Çünkü “etkileşim” oyununu bile rasyonelize etmiştir. Kaynaklarının sınırlılığını fark etmiştir. Ölçülüdür ve çoğu zaman da tutumlu.
Bu gözü açıkları doyurmak zordur.
Zaten sosyal medyanın ergen kuşağı kadar aktif değiller. Üstüne üstlük birini desteklemek gerektiğinde noksansız tutarlılık ve kalite ararlar. Ama onlara devamlı bu seviyede bir değer sunmayı sürdürmek zordur.
Bu anlamda sadece aklı selim olanlarla yürümek bir yerden sonra ilerleyişinizde tıkanıklık hissettirir.
Sonuç olarak, burada asla ergen dalkavukluğu, onlara şirin gözükmekten bahsetmiyoruz. Ama ne kadar ciddi ve önemli meseleler olursa olsun, sesinizi çoğunluğun da anlayacağı bir şekile büründürmekte yarar var.
Çünkü kişisel markalaşma hedeflerinizde sektörünüzdekilerden destek beklemek, en çok hüsrana uğrayacağınız şeydir. Lüzumsuz bir temenni.

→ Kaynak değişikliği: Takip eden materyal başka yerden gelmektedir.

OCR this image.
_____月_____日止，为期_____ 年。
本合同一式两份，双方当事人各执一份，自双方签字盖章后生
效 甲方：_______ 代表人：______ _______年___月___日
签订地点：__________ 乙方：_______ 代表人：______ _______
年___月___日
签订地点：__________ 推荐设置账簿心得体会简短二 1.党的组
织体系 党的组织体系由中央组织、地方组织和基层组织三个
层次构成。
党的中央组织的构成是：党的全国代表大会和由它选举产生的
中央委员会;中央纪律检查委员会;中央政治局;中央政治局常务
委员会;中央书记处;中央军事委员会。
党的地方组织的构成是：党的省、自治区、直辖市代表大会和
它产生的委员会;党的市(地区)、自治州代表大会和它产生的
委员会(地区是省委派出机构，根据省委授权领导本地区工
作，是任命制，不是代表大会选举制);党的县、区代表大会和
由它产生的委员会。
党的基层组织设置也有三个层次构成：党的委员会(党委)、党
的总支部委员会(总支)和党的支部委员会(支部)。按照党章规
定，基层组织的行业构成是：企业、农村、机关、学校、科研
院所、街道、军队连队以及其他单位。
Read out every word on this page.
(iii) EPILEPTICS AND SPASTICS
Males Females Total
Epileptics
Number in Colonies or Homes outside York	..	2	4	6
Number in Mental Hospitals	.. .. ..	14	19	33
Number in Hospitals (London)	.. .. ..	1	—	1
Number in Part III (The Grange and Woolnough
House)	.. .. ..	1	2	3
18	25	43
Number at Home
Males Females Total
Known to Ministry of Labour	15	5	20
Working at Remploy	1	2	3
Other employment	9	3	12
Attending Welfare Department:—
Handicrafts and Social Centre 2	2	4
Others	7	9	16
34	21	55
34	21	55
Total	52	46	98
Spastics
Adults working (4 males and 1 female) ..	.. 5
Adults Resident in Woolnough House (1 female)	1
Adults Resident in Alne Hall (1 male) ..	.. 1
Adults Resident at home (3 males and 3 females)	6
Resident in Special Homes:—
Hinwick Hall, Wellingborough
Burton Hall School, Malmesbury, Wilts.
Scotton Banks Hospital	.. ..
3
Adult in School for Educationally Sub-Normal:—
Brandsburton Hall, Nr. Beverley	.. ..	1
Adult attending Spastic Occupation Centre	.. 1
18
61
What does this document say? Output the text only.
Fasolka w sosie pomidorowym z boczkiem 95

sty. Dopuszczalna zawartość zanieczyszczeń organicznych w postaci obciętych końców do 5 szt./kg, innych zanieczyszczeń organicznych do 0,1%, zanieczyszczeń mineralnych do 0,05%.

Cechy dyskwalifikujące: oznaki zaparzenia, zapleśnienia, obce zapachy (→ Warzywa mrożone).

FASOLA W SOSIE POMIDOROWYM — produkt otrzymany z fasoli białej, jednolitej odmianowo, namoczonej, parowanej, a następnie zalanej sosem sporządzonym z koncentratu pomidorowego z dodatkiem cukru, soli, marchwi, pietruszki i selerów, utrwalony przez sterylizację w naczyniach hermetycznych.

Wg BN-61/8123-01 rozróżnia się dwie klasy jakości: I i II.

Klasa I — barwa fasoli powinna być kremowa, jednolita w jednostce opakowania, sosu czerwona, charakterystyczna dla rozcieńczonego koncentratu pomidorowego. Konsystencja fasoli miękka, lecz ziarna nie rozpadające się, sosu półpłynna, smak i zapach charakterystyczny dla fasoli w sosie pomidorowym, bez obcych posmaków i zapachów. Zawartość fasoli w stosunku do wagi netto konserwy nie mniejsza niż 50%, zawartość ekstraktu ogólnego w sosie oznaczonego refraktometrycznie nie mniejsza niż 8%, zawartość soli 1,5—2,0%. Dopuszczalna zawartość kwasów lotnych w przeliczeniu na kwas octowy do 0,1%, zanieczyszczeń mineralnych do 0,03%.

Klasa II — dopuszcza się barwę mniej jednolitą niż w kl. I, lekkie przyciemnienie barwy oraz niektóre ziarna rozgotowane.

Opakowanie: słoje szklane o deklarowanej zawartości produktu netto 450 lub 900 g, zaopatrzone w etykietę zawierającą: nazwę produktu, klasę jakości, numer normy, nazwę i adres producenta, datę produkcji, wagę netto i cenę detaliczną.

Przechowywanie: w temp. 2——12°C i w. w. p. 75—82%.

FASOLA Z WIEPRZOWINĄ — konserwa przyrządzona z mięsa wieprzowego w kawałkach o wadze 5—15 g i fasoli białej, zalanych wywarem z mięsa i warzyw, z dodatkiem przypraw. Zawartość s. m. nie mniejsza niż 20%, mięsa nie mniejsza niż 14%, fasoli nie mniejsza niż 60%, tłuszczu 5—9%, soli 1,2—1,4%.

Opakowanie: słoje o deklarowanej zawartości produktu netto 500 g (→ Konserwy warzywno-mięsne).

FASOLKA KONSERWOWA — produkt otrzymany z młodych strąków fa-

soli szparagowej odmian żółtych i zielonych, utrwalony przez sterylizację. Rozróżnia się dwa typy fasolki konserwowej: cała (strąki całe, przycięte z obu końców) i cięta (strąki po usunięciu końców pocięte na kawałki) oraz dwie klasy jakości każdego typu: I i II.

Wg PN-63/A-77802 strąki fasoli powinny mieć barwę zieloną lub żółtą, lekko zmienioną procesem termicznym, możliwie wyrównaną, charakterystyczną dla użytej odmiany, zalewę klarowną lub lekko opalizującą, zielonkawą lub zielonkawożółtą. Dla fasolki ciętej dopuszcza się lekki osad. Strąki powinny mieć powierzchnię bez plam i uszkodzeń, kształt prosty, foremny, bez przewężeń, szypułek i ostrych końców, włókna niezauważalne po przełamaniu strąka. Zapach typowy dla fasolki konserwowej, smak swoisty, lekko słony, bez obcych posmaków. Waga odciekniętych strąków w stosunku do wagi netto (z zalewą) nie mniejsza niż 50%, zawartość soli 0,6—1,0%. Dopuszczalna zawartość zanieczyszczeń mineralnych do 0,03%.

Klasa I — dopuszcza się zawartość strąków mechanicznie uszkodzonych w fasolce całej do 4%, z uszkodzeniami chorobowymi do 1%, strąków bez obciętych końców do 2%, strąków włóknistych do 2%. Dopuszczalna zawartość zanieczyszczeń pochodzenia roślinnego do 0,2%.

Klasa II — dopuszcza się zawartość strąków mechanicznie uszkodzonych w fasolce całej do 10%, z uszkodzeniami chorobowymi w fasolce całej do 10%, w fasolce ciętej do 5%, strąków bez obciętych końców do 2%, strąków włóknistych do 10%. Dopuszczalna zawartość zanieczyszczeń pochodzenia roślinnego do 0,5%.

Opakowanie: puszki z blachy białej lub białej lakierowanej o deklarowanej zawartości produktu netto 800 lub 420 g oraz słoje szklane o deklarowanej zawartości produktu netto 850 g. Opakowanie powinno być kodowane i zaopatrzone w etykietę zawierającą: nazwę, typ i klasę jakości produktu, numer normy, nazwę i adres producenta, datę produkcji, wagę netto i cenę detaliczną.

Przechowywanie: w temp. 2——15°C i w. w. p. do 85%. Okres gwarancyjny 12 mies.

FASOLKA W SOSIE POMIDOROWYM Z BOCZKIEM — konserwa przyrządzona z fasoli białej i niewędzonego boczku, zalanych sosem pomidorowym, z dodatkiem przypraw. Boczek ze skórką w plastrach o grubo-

Sektörünüzdekilerin (insider) sizi destekleyeceği durumlar çok nadir olacaktır (çoğunlukla rekabet nedeniyle). Markalaşmayı asıl kolaylaştıran şey, oyuna dışarıdan dahil ettiğiniz kişilerdir (outsider). Ve bunun için de davet edebileceğiniz gönüllü grup, en yeni jenerasyondur.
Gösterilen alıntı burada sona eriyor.